Dei piccoli aquiloni, che danzano nel vento, eppur ancorati a terra da una fune.
Ti avvicini, percependo una disarmonia nei miei pensieri.
«Che succede, Dani? Hai ripreso a pensare. È tutta la giornata che ti vedevo e sentivo tranquillo, rilassato. Ma qualcosa ti ha turbato, lo sento.»
Come un mare calmo, disturbato da una folata di vento, onde si creano, infrangendosi sulla scogliera.
«Non è nulla di serio, in realtà, riflettevo soltanto... su come le persone siano simili agli aquiloni, per certi aspetti.»
Segui il mio sguardo, i tuoi occhi chiari fissano la fila di aquiloni che volteggia nel cielo azzurro.
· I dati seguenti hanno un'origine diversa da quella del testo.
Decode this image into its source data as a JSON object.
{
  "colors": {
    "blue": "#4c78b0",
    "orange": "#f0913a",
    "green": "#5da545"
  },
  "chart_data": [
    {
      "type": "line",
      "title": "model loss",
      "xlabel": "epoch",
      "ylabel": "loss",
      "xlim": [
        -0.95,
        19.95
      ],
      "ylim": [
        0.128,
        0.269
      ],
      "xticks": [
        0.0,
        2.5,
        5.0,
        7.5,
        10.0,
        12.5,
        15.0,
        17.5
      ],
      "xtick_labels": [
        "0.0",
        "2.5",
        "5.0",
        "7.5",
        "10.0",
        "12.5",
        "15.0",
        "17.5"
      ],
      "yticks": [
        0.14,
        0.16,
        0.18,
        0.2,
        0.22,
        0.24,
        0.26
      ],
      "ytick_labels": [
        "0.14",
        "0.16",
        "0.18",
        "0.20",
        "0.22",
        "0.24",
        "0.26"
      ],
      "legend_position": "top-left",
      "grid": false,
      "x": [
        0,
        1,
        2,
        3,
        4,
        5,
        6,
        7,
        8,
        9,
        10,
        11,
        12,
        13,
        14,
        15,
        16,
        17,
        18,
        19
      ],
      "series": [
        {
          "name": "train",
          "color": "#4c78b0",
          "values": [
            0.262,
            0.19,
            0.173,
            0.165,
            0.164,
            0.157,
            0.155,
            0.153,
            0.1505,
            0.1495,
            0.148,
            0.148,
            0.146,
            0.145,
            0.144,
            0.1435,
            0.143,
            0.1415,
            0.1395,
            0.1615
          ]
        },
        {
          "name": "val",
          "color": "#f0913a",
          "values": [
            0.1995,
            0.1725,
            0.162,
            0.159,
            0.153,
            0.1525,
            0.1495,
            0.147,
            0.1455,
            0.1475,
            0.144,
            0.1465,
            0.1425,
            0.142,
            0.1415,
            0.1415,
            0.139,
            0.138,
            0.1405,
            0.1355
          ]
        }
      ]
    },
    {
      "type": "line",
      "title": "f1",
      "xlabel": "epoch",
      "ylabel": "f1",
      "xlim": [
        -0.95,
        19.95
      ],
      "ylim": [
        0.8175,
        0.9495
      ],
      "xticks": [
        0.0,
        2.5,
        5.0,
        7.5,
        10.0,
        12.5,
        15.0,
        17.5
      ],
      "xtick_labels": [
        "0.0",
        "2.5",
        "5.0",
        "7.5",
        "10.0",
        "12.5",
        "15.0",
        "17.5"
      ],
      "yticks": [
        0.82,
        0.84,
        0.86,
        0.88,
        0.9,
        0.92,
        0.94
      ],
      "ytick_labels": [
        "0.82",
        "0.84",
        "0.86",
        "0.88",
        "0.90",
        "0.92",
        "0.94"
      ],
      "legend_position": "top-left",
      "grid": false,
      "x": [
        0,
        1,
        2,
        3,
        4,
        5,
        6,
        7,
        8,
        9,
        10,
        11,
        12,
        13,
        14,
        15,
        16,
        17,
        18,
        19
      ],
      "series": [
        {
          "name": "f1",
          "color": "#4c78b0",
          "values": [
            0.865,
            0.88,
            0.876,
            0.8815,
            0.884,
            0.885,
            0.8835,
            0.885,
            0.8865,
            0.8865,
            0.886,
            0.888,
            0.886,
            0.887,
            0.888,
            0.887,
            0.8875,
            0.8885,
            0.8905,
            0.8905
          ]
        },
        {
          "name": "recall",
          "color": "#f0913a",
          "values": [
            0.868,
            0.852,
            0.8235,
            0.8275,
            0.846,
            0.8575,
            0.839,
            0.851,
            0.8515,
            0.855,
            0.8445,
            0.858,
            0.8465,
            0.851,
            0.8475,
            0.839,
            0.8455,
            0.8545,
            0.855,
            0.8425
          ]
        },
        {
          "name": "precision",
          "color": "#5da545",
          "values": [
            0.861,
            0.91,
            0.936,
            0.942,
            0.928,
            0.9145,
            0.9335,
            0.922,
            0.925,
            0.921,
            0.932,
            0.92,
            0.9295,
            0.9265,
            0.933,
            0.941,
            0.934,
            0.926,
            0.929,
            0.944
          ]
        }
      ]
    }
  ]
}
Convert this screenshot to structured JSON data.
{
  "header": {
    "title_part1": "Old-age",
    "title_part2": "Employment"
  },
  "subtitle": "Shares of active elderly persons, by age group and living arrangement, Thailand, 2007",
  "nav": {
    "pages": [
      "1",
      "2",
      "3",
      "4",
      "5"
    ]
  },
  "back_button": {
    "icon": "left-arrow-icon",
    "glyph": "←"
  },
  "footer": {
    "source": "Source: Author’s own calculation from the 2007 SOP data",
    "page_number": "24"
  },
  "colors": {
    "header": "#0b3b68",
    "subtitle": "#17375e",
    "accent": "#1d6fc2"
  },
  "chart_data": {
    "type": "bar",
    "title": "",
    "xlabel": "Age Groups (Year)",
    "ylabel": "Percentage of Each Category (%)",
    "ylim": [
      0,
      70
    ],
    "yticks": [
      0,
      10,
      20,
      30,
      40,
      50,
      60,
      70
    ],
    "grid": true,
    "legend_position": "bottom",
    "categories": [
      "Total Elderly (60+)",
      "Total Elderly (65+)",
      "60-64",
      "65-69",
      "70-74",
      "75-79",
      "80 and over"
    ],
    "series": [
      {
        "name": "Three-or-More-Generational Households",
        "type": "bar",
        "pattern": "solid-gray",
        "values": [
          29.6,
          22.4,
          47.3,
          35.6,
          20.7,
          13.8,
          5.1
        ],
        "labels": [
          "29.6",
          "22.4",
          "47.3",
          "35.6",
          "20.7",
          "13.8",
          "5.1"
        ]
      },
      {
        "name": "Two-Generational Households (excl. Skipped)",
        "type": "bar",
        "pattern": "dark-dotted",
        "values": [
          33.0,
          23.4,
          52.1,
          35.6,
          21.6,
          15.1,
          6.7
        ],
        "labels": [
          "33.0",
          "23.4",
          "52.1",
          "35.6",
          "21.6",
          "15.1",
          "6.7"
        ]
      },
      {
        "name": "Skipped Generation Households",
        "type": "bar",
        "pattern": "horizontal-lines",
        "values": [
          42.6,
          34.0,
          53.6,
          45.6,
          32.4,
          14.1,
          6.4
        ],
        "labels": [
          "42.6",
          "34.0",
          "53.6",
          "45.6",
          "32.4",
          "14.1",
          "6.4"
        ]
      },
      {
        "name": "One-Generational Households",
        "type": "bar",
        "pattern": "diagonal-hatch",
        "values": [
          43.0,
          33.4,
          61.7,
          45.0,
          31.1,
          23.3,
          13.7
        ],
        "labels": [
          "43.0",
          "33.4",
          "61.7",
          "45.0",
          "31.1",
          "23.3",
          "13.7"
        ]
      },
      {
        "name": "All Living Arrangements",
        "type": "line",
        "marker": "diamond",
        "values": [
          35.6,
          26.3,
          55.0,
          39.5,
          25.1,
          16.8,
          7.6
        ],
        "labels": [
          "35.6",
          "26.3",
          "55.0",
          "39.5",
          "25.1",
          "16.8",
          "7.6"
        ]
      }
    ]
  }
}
Il tuo tono da preoccupato diviene perplesso.
«Persone, come aquiloni? Che intendi?»
Ci sediamo sulla spiaggia tiepida, giochicchiando con le dita a scavare e rimestare nella sabbia.
«Quegli aquiloni possono provare la sensazione del volo, grazie al vento, tuttavia... sono legati a terra, rimangono fermi in un posto. Cosa accadrebbe se si spezzasse la fune?»
«Beh, volerebbero via, fintanto che c'è vento! Ovvio, però...»
Annuisco, anticipando la tua conclusione «Però prima o poi precipiterebbero a terra, perché da soli non riuscirebbero a trovare la stabilità. Un ancoraggio permette loro di volare ma anche di rimanere stabili. Senza un ancoraggio, viaggerebbero dove li porta il vento ma solo per poco tempo, prima di cadere a terra, inevitabilmente.»
«E la tua conclusione quale sarebbe? Qual è la parte di questo pensiero che ha turbato la tua mente?»
«Mi chiedevo... cos'è la libertà vera e propria? Prendi me, per esempio. Fino a pochi anni fa ero a terra, letteralmente. Arrivò poi un gran cambiamento che mi fece spiccare il volo, tuttavia ho un legame, un ancoraggio che mi impedisce di volare più lontano. Col tempo questo filo che mi tiene fermo a terra, seppur in volo, potrebbe diventare ancora più stringente e limitante... E mi chiedevo...»
Prendi la mia mano, sporca di sabbia e la stringi
«Hai paura che quella fune si spezzi ma allo stesso tempo sei curioso di sapere cosa succederebbe, vero? È una paura normale, Dani, potresti sicuramente volare più lontano, potrebbe anche succedere che riusciresti a rimanere in volo o a trovare un nuovo ancoraggio, meno stringente, meno doloroso.»
Rimango in silenzio, soppesando le tue parole, confrontandole con i miei pensieri. Come sempre, si incastrano alla perfezione, suoni che diventano melodia, un tono dolce quello della tua voce che risuona nella mia testa. Accogli il mio silenzio come una risposta e prosegui: «Io ci sarò sempre, Dani, appoggerò qualunque tua decisione ma lo sai, la scelta spetta a te e soltanto a te.»
Il gravame della tua considerazione, artiglia la mia anima, afferro la tua mano in cerca di conforto, di quel contatto che bramo da tempo. Ma trovo solo sabbia tiepida che scivola tra le dita.